En otro rincón de la misma olla, el binomio Rivera/Ciudadanos no lo tiene tan fácil para emular el Suarez/UCD que nació tras la muerte de Franco pues, entre otras cosas, no veo al catalán españolista con voluntad de durar un solo quinquenio más. Aunque ya está recibiendo muchos ex de los “populares”, solo habrá futuro, o sea, cargos remunerados en A o en B, para unos pocos, al menos durante unos años. Vamos a tener unos excedentes importantes de políticos más o menos manchados que, en algunos casos podrían dar mucho que hablar, pues su media de edad es muy inferior a las últimas hornadas de altos cargos del franquismo, que en su inmensa mayoría decidieron retirarse a morir tranquilos.

El problema es que las pautas de comportamiento de Rajoy están fabricadas a imagen y semejanza de las de Franco. Si Franco declaró entonces la guerra con bombas mortales al separatismo, Rajoy le declara hoy la guerra con togas y cárceles a los mismos, como buen hijo de juez a la orden del gobierno (Redondela, 1972). Y en ambos casos por lo mismo: Franco, porque no podía consentir que los representantes del pueblo firmaran acuerdos que pudieran reinterpretar la unidad de España. Rajoy porque no puede consentirse firmar él mismo cualquier acuerdo que cambie una coma lo que se hizo bajo la amenaza (que es como realmente le gusta mandar), teniendo como parte firmante decisiva a los antiguos secuaces del dictador, y vigilados todos por una Monarquía que fue la principal apuesta para que lo atado no se desatara. La misma institución que ha utilizado hoy para amenazar a la mitad de Catalunya.

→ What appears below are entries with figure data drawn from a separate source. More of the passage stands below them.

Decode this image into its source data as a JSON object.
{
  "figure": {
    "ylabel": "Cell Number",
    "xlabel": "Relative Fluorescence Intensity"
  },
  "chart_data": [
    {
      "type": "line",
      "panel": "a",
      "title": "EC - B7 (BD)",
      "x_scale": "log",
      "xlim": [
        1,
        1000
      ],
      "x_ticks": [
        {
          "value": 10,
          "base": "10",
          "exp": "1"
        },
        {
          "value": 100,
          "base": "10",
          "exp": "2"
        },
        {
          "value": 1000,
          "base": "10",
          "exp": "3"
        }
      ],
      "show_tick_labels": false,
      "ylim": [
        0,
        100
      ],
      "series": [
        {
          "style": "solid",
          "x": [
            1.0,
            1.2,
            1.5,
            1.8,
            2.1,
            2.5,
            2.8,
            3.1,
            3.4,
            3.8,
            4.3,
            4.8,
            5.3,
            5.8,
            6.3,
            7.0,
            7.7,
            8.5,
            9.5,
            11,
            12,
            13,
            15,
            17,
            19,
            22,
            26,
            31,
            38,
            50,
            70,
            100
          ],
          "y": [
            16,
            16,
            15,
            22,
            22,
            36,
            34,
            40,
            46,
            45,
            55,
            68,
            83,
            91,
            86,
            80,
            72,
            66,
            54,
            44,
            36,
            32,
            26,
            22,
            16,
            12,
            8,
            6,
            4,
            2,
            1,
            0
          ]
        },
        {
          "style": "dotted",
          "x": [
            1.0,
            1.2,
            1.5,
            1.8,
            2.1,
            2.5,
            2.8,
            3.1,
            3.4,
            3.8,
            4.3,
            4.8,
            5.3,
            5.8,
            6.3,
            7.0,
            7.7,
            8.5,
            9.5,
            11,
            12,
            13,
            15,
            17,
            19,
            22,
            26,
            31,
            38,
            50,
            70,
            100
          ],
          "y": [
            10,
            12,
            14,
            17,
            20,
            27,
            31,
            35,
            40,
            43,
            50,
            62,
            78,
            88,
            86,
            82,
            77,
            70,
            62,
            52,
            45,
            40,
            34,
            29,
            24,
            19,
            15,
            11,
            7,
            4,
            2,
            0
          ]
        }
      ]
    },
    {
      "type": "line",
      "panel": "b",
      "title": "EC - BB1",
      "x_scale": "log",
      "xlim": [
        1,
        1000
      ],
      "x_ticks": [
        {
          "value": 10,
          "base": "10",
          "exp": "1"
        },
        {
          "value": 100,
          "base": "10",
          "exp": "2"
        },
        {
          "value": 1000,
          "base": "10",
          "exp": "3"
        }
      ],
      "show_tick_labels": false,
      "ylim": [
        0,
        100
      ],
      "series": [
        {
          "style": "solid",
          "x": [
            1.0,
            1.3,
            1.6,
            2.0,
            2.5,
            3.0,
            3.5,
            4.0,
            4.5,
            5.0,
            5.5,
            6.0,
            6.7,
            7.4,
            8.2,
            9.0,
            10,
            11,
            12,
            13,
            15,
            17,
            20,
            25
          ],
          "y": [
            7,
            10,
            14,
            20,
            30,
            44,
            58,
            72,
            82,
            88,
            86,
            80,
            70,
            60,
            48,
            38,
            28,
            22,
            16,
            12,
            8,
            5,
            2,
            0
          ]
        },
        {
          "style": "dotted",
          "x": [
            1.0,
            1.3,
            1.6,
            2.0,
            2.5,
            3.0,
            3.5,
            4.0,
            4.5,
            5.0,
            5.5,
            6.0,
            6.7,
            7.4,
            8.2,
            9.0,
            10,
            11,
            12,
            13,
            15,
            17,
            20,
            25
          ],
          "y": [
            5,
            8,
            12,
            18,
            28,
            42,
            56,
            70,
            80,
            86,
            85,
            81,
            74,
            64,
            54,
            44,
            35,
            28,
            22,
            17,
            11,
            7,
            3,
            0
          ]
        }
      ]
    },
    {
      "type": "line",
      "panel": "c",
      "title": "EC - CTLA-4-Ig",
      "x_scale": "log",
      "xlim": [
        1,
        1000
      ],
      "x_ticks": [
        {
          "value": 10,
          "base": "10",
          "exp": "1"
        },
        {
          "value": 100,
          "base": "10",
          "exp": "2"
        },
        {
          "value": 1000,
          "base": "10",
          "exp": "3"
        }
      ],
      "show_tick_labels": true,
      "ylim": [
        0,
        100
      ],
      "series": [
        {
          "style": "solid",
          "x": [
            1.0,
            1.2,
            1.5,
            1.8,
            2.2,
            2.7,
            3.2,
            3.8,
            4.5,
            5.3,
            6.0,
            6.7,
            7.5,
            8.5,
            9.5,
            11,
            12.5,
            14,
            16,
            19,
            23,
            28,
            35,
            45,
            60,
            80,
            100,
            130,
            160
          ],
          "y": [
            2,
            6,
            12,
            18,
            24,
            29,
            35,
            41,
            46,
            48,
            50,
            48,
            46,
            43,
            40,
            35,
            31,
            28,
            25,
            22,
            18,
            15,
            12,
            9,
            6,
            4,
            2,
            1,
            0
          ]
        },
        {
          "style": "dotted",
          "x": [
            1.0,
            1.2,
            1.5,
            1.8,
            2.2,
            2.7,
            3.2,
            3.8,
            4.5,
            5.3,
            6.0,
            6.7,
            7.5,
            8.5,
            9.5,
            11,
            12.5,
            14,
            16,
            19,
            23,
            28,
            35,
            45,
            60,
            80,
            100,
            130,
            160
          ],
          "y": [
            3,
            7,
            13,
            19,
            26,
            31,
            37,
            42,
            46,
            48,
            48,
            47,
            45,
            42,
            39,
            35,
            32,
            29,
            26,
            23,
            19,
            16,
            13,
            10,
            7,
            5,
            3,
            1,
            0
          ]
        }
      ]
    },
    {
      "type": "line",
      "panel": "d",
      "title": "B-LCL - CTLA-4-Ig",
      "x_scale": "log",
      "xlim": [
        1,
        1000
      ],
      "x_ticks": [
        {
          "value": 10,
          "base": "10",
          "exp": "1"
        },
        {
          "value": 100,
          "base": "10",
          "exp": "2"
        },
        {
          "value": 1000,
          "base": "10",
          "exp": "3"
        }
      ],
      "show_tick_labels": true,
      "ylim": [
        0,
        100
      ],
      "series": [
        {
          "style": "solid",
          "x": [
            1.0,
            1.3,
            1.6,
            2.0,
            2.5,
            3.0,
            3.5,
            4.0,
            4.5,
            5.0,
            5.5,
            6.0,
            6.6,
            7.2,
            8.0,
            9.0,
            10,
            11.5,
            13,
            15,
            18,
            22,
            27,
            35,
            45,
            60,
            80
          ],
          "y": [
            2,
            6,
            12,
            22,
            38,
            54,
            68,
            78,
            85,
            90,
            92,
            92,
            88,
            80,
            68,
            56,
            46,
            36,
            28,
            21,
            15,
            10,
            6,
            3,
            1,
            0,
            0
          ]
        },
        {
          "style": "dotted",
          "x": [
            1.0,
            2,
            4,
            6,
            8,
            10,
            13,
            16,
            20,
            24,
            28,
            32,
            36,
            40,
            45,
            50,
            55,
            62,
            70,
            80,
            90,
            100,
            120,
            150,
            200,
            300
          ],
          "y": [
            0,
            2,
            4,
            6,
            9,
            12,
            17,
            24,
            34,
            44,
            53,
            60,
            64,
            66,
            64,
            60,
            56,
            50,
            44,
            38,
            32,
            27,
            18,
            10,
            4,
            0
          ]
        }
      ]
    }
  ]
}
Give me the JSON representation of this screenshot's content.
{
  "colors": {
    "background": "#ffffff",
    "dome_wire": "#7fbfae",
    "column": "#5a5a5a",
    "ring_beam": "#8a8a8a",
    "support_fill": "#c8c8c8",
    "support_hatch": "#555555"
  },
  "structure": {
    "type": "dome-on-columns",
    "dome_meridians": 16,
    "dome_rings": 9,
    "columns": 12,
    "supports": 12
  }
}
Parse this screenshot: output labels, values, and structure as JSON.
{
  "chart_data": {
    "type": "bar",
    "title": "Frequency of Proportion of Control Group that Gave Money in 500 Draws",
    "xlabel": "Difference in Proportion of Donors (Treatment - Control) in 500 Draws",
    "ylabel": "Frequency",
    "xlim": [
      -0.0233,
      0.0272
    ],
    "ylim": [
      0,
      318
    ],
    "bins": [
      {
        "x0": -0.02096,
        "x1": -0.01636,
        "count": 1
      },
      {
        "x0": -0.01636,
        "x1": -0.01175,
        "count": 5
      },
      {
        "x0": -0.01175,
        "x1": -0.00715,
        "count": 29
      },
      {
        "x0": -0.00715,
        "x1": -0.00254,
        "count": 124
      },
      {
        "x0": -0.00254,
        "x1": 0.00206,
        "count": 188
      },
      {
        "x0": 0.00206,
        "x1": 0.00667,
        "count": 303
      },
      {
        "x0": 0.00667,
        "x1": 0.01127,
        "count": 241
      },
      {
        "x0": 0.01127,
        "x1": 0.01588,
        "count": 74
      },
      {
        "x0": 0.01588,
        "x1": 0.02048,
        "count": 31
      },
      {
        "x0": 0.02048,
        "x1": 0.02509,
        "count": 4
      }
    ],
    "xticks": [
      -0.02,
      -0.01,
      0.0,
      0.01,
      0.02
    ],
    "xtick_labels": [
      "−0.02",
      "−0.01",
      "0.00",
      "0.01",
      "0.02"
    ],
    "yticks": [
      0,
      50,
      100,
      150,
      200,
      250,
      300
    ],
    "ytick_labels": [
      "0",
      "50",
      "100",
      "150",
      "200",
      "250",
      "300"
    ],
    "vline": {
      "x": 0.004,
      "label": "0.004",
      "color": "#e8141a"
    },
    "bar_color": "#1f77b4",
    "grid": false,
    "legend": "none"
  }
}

El día 2 de marzo de 2016 coincidieron dos circunstancias. Por una parte, me dejaron de piedra unas informaciones en Mallorca que alertaban de lo difícil que resulta, en la estupenda democracia que tenemos, el recuperar para la sociedad el dinero de un partido político acabado años antes, contra el que la justicia ha demostrado financiación ilegal por todas partes y con sus dirigentes encarcelados por corrupción (se trataba de Unió Mallorquina, de derechas). Por otra, aún confiaba en que no me tuvieran que dejar de piedra las votaciones que dos días después tendrían lugar en el Congreso de los Diputad@s y en las que los emergentes de Podemos, que aún hablaban de “casta”, decidieron mantener en La Moncloa a los campeones de la corrupción, dirigidos por M. Rajoy.

Por eso escribí “¿Qué hacemos con los bienes del PP? Primera parte”, a la que no siguió la segunda porque también los dedos de teclear se convirtieron en mármol.

Dos años después no sé si han sido las movilizaciones independentistas, las pensionistas o las feministas, pero siento como si la primavera alegrara de nuevo mis extremidades, porque regresa con urgencia la segunda parte pendiente. En ese caso, conviene que los partidos que aún pueblan la mayoritaria oposición legislen “ad hoc” para que policías, jueces instructores, inspectores de Hacienda y resto de protagonistas de la limpieza que viene puedan realizar bien su trabajo, aunque los delincuentes destruyan todos los ordenadores de Génova número 13, en Madrid 28004, y cuevas parecidas.

Bien estará si bien acaba y, si así fuera, ocurrirá que para nuestras futuras desgracias tendremos que olvidar las desgracias pasadas, tal como hicimos con la dictadura franquista durante décadas. Porque en España, cuando se trata de conseguir más libertad ya nos hemos acostumbrado a las soluciones parciales, a que los verdaderos criminales se libren y a que el futuro se vista de mediocre. Y también porque se puede ser macho alfa, pero no brujo de la tribu, un personaje que solo existe en las cabezas sin cerebro, las únicas en las que caben cuentos para aplaudir decisiones y estrategias. Un cambio inevitable y deseable, que se habría podido abordar en un contexto de conveniente debilidad política de la derecha, tendrá que negociarse ahora con un tándem Rivera/Arrimadas que sigue creciendo y que es, sin la menor duda, el llamado a poner límites y condiciones a cualquier progreso. Por eso, soy de los que opinan que no será suficiente con un cambio de gobierno.